“J'entends sous le feuillage L'eau qui tombe à grand bruit Voici venir l'orage Voici l'éclair qui luit Courons, courons bergère Vois-tu briller là-bas Le toit de ma chaumière Qui nous abritera?”
“Attention! Prends tes précautions, m’alerte Eve, inquiète. “Avec la tempête Adam qui devrait continuer de s’abattre sur le pays, il neigera à partir de 300 mètres. Pas de vents forts annoncés, mais de fortes pluies et du gel. Plusieurs routes de montagne ont déjà été fermées à la circulation. Grâce à Dieu, on n’a pas signalé de blessés ni de dégâts pour l’instant».
Surpris par tant de gesticulation mentale, je rétorque: “C’est normal, maman, ç’est l’hiver!”.
“Tu n’es plus à Paris, tout s’arrête ici quand une tempête pointe le bout de son nez. Tu te souviens du fils des voisins? Un arbre s’était abattu sur sa voiture, il avait ton âge”, ajoute-t-elle, rouge de colère.
Retour brutal à la réalité. Après tout, je suis le fils d’une Orientale qui exagère toujours tout.
Beyrouth, tempête, routes et déroutes
Sur l’autoroute, quelle déroute. Je suis surpris par un embouteillage monstre. Il pleut des trombes d’eau et toutes les bouches d’égout explosent sous mes pneus. Une jungle où klaxons, mauvaise maintenance et feux de signalisation capricieux vont de concert.
Bien qu’il y ait des adeptes de nuit froides parmi mes amis skieurs ou les écrivains mélancoliques en mal d’inspiration, comme moi, sauf lorsqu’il fait maussade, je comprends mieux, maintenant, que les hivers violents aient si peu de fans.
Incroyable, il suffit que la pluie s’invite pour que tout s’arrête sauf mon cœur, qui bat désormais au rythme d’une hypertension en cadeau de retour.
Maman avait sans doute raison. Après tout, les mères ont toujours raison!
Rewind-Play
Pourtant, elle aurait pu être romantique, cette saison, bien qu’elle rime avec un moral en berne où on carbure aux oméga 3 et aux multivitamines.
Je me remémore alors le sourire de Juliette, emmitouflée dans un long manteau en feutre et un bonnet. Main dans la main, on se bécotait sous un porche d’immeuble haussmannien Boulevard Saint-Germain. Une nuit de janvier où la pluie battante n’avait fait que nous rapprocher.

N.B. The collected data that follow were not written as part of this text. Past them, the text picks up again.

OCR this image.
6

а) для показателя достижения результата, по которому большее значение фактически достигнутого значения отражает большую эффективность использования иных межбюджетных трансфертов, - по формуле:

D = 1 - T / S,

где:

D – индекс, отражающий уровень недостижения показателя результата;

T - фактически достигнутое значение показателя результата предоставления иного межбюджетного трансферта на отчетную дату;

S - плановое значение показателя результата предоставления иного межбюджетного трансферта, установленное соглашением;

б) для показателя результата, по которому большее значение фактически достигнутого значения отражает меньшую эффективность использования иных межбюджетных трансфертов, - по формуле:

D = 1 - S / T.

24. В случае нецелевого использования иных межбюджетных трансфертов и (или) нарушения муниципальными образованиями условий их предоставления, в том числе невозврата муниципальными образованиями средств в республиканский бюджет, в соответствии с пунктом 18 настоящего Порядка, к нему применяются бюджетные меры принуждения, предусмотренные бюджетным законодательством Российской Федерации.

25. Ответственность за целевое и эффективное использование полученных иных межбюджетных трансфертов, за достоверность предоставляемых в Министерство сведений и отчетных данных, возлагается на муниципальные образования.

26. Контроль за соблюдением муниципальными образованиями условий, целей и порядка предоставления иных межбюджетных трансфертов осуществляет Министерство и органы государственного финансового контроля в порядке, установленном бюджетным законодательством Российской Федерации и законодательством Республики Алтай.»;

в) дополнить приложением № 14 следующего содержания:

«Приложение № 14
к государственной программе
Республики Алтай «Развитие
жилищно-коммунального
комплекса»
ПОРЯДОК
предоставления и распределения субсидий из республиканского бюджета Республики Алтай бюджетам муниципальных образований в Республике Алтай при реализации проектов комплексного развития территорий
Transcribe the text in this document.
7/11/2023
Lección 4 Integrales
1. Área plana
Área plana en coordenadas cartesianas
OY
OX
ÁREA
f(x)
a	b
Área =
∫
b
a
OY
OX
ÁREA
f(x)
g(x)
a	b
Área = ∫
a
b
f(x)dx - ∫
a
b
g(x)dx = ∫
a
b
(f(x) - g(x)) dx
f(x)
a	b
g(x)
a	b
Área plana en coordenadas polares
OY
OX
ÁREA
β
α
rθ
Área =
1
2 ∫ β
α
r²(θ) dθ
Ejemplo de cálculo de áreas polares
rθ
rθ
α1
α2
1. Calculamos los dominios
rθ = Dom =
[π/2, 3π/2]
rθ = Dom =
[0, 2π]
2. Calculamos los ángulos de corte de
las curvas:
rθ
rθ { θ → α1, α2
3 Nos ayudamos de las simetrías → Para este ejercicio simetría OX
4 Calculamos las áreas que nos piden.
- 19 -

Play. Trêve de rêverie. Je ne suis plus à Paname, mais toujours coincé sur l’autoroute Jbeil-Beyrouth inondée.
Plans B, C, D pour se chauffer
Finalement, j’aurais mieux fait de rester à la maison sous un plaid, matant un navet sur Netflix ou lisant le dernier Goncourt.
Puis je me souviens de ce que ma mère me rabâche. Veuve depuis 2024, avec la guerre et la débâcle politique et financière au Liban, il ne lui reste plus que mes virements pour boucler ses fins de mois.
“Mon chéri, avec la flambée des prix du mazout, du charbon et du bois, oublions le chauffage (A) et la cheminée (B), je me contenterai d’une sobia ou d’une chaufferette au gaz ou électrique quand il y aura du courant (plans alternatifs C & D). Ça te fera des économies, tu verras!”.
Ils sont effectivement rares ceux qui peuvent encore se payer le luxe de se chauffer dans un pays où les prix varient au gré de l’escroquerie ou du fournisseur.
Et dire qu’il pouvait être si beau, l’hiver, avec ces cimes et ces paysages variés... et des trajets de proximité dans un pays d’à peine 10.452 km2!
Comment donc apprécier cette saison qui a pourtant inspiré certains des plus grands chefs-d’œuvre de la littérature?